The probable signing of Trevor Story by the Boston Red Sox has clear consequences for the team’s infield. However, with Opening Day coming, the trade clarifies the team’s outfield picture.
Kiké Hernández will be the full-time centre fielder in 2022, just as he was down the stretch last season, with Story taking over at second base. Alex Verdugo will return to left field, with some shifts to right, according to manager Alex Cora. That means that, pending any more signings, Jackie Bradley Jr., despite hitting just.163 for the Brewers last season, is expected to earn the brunt of the work in right field.
During his six-year career at Coors Field, Story slashed.303/.369/.972 with 95 home runs, 279 RBI, and a.354 average on balls in play in 1,592 plate appearances. On the road, though, he was a very different performer, hitting.241/.310/.752, with 63 home runs, 171 RBI, and a.317 average on balls in play in 1,544 plate appearances.
So, it’s understandable to be concerned about how the shortstop will perform full-time in a ballpark without the thin “Mile High” air to boost his numbers, as critics believe. There are a few key reasons why the signing might benefit both the Red Sox and Story in the long run.
For one thing, Story is a good player who routinely smashes the ball hard.
Despite the huge disparity in his home-away splits last season, he still ranked above-average in measures like average exit velocity, hard-hit ball percentage, anticipated slugging percentage, and “barrel” percentage. That indicates that he squares the ball up well no matter where he plays. The results are what they are after that.

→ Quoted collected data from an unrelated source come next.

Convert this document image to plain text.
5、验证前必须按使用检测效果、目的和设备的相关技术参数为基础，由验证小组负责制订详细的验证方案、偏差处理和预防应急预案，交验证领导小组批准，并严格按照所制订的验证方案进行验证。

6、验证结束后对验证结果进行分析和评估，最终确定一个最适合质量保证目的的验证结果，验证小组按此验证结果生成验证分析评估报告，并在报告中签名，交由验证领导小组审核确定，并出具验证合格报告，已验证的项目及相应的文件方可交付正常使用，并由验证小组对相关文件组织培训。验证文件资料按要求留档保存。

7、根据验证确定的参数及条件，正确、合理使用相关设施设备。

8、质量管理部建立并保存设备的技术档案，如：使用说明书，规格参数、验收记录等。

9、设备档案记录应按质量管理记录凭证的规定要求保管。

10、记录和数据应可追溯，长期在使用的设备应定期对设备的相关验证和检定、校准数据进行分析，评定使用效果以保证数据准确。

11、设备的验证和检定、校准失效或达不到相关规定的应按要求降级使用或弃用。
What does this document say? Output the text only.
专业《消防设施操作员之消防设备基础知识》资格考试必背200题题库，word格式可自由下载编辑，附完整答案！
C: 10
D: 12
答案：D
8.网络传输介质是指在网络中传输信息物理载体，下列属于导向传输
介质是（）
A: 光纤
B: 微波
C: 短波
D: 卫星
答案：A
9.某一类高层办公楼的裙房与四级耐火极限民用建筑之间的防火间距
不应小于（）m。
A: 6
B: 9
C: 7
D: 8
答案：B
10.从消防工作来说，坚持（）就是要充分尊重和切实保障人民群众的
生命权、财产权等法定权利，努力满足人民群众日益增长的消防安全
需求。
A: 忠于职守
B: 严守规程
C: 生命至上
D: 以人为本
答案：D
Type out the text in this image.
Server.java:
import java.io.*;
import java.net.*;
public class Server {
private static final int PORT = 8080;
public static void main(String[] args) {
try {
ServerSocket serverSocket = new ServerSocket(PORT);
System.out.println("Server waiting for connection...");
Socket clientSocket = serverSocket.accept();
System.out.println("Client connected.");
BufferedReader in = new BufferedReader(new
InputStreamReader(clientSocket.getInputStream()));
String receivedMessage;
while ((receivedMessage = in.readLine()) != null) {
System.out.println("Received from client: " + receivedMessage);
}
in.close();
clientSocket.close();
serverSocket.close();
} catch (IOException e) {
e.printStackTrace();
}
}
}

Another crucial point to remember is that Fenway Park, like Coors Field, is one of baseball’s most hitter-friendly venues.
Fenway Park had the league’s second highest “park factor,” with the second-highest percentage gain in runs scored for players who played there compared to other ballparks. Interestingly, even though home runs are less common in Fenway due to the Green Monster in left field and peculiar proportions in other areas of the park, hitters hit doubles at a much higher rate than at any other park.
If that wasn’t enough, according to Baseball Savant, Story would have hit even more home runs at Fenway Park in 2019 (42 predicted at Fenway vs. 35 hits at Coors) and 2021 (38 anticipated at Fenway vs. 24 at Coors) based on batted balls hit in those seasons.
The basic conclusion is that there’s no reason Story can’t flourish in a Red Sox uniform if he continues to hit the ball hard. Even if his home run totals drop, his slugging percentage should rise as he continues to pummel the Monster with doubles.
Plus, assuming he’s a top-of-the-order bat, he’ll be surrounded by hitters like Rafael Devers, J.D. Martinez, and Xander Bogaerts for at least this season, which might mean he’ll receive plenty of pitches to barrel up. Fenway Park may not be as hitter friendly as Coors Field, but it’s the next best thing. That is encouraging news for Story and the Red Sox.